Kebebasan bersuara yang harusnya diberikan ruang karena bagian dari hak asasi manusia nampaknya semakin kritis, bahkan hampir mati. Dicekik oleh pengusungnya sendiri. Kebebasan bersuara telah disandera oleh kepentingan mereka yang memegang kendali. Lebih ironis, faktanya selama ini ancaman untuk bersuara hanya ditujukan bagi mereka yang oposisi. Maka, tidak selayaknya kita masih mempertahankan demokrasi yang hipokrisi ini.
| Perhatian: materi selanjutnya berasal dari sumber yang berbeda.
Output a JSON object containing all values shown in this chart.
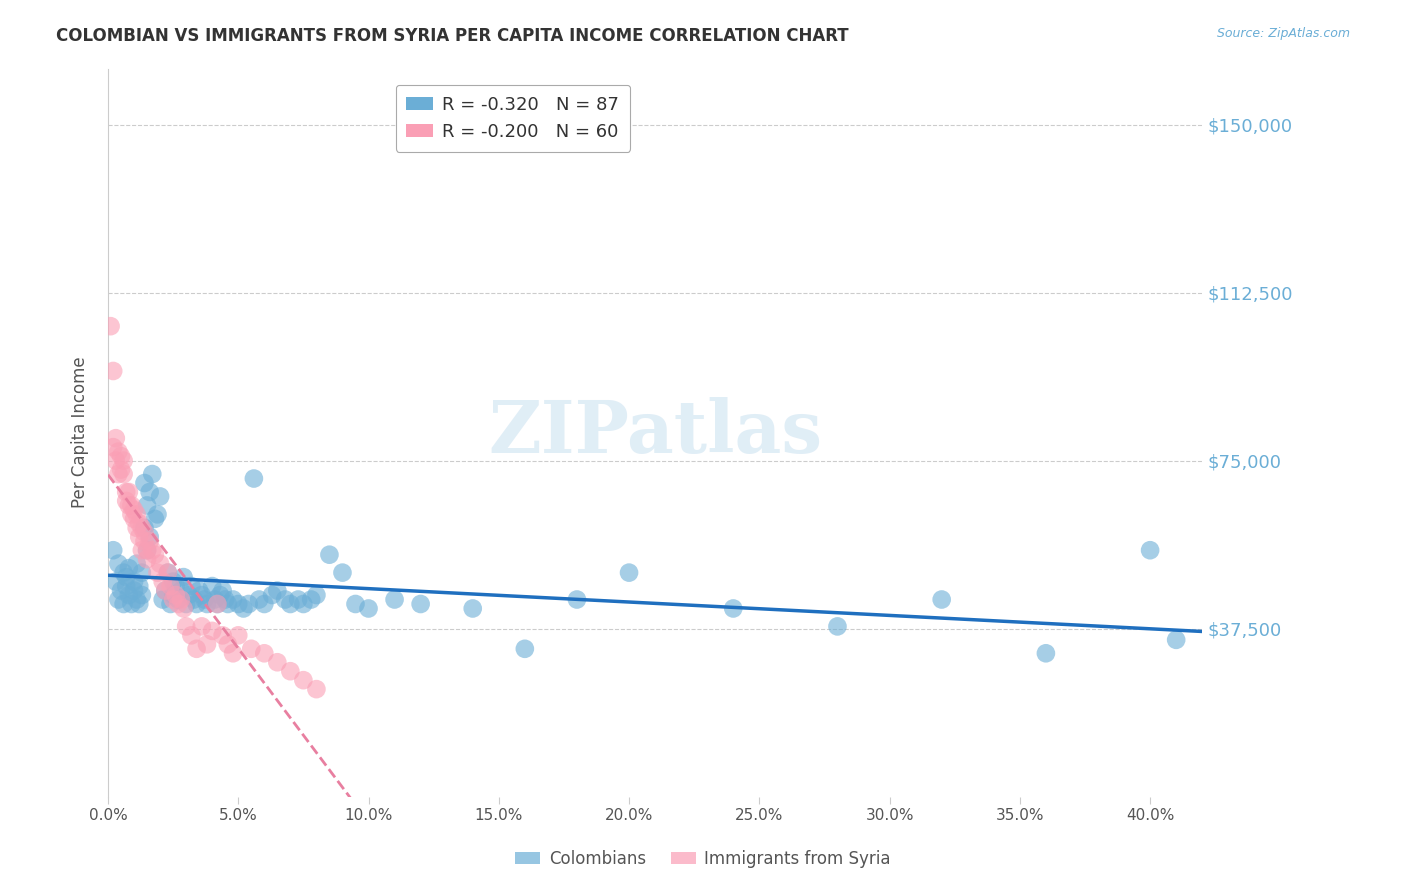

Bertolak belakang dengan Islam yang justru mendorong aktifitas muhasabah dan meng-kriritik kepada penguasa. Sebagaimana sabda Rasulullah saw secara khusus telah memuji aktivitas mengoreksi penguasa zalim, untuk mengoreksi kesalahannya dan menyampaikan kebenaran kepadanya. Sebagaimana sabda Beliau, “Sebaik-baik jihad adalah perkataan yang benar kepada pemimpin yang zhalim.” (HR. Ahmad, Ibn Majah, Abu Dawud, al-Nasa’i, al-Hakim dan lainnya).
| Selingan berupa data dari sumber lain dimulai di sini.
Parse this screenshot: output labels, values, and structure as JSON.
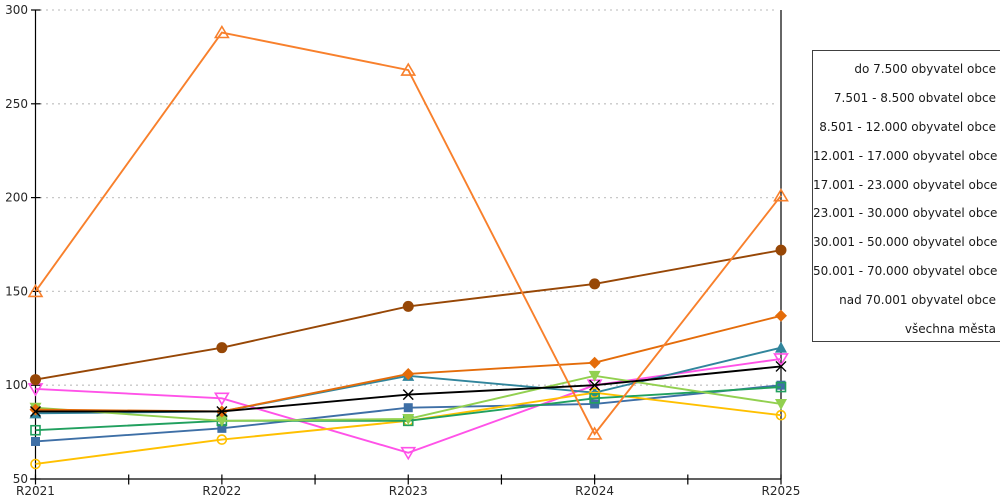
{
  "chart_data": {
    "type": "line",
    "title": "",
    "xlabel": "",
    "ylabel": "",
    "categories": [
      "R2021",
      "R2022",
      "R2023",
      "R2024",
      "R2025"
    ],
    "y_ticks": [
      50,
      100,
      150,
      200,
      250,
      300
    ],
    "ylim": [
      50,
      300
    ],
    "grid": "horizontal-dotted",
    "gridline_color": "#c8c8c8",
    "axis_color": "#000000",
    "legend_position": "right-box-clipped-at-image-edge",
    "series": [
      {
        "name": "do 7.500 obyvatel obce",
        "color": "#FFC000",
        "marker": "circle-open",
        "values": [
          58,
          71,
          81,
          96,
          84
        ]
      },
      {
        "name": "7.501 - 8.500 obvatel obce",
        "color": "#F8802C",
        "marker": "triangle-open",
        "values": [
          150,
          288,
          268,
          74,
          201
        ]
      },
      {
        "name": "8.501 - 12.000 obyvatel obce",
        "color": "#FF52E8",
        "marker": "triangle-down-open",
        "values": [
          98,
          93,
          64,
          100,
          114
        ]
      },
      {
        "name": "12.001 - 17.000 obyvatel obce",
        "color": "#21A05F",
        "marker": "square-open",
        "values": [
          76,
          81,
          81,
          93,
          99
        ]
      },
      {
        "name": "17.001 - 23.000 obyvatel obce",
        "color": "#92D050",
        "marker": "triangle-down-filled",
        "values": [
          88,
          81,
          82,
          105,
          90
        ]
      },
      {
        "name": "23.001 - 30.000 obyvatel obce",
        "color": "#3E6FA6",
        "marker": "square-filled",
        "values": [
          70,
          77,
          88,
          90,
          100
        ]
      },
      {
        "name": "30.001 - 50.000 obyvatel obce",
        "color": "#31859C",
        "marker": "triangle-filled",
        "values": [
          85,
          86,
          105,
          96,
          120
        ]
      },
      {
        "name": "50.001 - 70.000 obyvatel obce",
        "color": "#E46C0A",
        "marker": "diamond-filled",
        "values": [
          87,
          86,
          106,
          112,
          137
        ]
      },
      {
        "name": "nad 70.001 obyvatel obce",
        "color": "#974706",
        "marker": "circle-filled",
        "values": [
          103,
          120,
          142,
          154,
          172
        ]
      },
      {
        "name": "všechna města",
        "color": "#000000",
        "marker": "x-cross",
        "values": [
          86,
          86,
          95,
          100,
          110
        ]
      }
    ]
  }
}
Di satu sisi, sungguh ditekankan bahwa penguasa dalam Islam adalah pelayan rakyat dan perisai umat. Sangat dholim penguasa yang tidak mengutamakan kepentingan rakyatnya. Terlebih mereka yang mengabaikan aturan Allah SWT, Sang penguasa alam raya. Semoga Allah SWT segera mengangkat segala kedhaliman yang terjadi di negeri ini dan menggantinya dengan keadilan hakiki. Keadilan yang berasal dari Allah Ilahi Rabbi. Wallahu A’lam bisa shawab.